This work addresses the challenge of developing models that simultaneously exhibit strong scientific reasoning and general multimodal capabilities without relying on massive domain-specific datasets. The authors propose a data-efficient, transparent, and fully reproducible end-to-end training paradigm comprising high-quality scientific data curation, supervised fine-tuning, and reinforcement learning. Using fewer than five million samples, the resulting model significantly reduces dependence on large-scale pretraining data while achieving performance on scientific reasoning tasks comparable to that of much larger models. Moreover, it remains competitive on standard vision and multimodal benchmarks, demonstrating that scientific intelligence and general-purpose capabilities can effectively coexist within a single architecture.
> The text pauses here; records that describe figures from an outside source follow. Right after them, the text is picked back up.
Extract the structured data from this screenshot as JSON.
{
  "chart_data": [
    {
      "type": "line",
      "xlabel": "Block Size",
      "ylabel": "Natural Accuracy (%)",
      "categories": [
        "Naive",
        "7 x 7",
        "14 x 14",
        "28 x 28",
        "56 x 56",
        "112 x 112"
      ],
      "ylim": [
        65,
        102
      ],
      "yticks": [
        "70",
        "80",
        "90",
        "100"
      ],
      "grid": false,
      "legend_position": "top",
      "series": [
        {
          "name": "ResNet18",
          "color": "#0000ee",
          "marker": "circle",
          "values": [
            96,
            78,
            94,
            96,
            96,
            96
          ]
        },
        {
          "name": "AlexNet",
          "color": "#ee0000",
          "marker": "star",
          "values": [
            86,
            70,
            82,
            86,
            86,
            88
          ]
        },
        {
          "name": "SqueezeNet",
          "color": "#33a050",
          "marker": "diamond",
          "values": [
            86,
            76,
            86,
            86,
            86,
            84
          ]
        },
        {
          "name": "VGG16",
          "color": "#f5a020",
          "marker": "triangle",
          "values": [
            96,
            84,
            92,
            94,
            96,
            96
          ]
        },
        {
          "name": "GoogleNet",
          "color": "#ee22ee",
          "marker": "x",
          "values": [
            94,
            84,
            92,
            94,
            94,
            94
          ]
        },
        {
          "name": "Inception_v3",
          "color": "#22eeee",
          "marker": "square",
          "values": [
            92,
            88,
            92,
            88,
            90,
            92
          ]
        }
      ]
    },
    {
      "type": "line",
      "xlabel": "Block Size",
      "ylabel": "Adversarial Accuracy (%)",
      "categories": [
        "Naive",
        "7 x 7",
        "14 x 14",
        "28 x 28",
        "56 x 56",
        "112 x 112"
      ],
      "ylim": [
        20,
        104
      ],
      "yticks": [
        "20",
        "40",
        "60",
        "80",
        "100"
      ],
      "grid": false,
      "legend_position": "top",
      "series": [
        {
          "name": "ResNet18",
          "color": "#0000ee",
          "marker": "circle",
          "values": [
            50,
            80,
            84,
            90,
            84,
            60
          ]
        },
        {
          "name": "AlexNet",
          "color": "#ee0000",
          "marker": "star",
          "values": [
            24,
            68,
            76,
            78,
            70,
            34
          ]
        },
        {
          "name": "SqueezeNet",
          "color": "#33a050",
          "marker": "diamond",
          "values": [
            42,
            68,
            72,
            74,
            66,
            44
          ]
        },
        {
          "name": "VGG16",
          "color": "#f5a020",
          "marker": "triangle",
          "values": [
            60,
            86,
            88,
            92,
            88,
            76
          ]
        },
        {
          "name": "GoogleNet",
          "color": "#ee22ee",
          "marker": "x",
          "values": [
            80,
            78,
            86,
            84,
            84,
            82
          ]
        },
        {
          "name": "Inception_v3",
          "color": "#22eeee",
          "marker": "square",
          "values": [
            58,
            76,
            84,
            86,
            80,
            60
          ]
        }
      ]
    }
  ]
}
We present Innovator-VL, a scientific multimodal large language model designed to advance understanding and reasoning across diverse scientific domains while maintaining excellent performance on general vision tasks. Contrary to the trend of relying on massive domain-specific pretraining and opaque pipelines, our work demonstrates that principled training design and transparent methodology can yield strong scientific intelligence with substantially reduced data requirements. (i) First, we provide a fully transparent, end-to-end reproducible training pipeline, covering data collection, cleaning, preprocessing, supervised fine-tuning, reinforcement learning, and evaluation, along with detailed optimization recipes. This facilitates systematic extension by the community. (ii) Second, Innovator-VL exhibits remarkable data efficiency, achieving competitive performance on various scientific tasks using fewer than five million curated samples without large-scale pretraining. These results highlight that effective reasoning can be achieved through principled data selection rather than indiscriminate scaling. (iii) Third, Innovator-VL demonstrates strong generalization, achieving competitive performance on general vision, multimodal reasoning, and scientific benchmarks. This indicates that scientific alignment can be integrated into a unified model without compromising general-purpose capabilities. Our practices suggest that efficient, reproducible, and high-performing scientific multimodal models can be built even without large-scale data, providing a practical foundation for future research.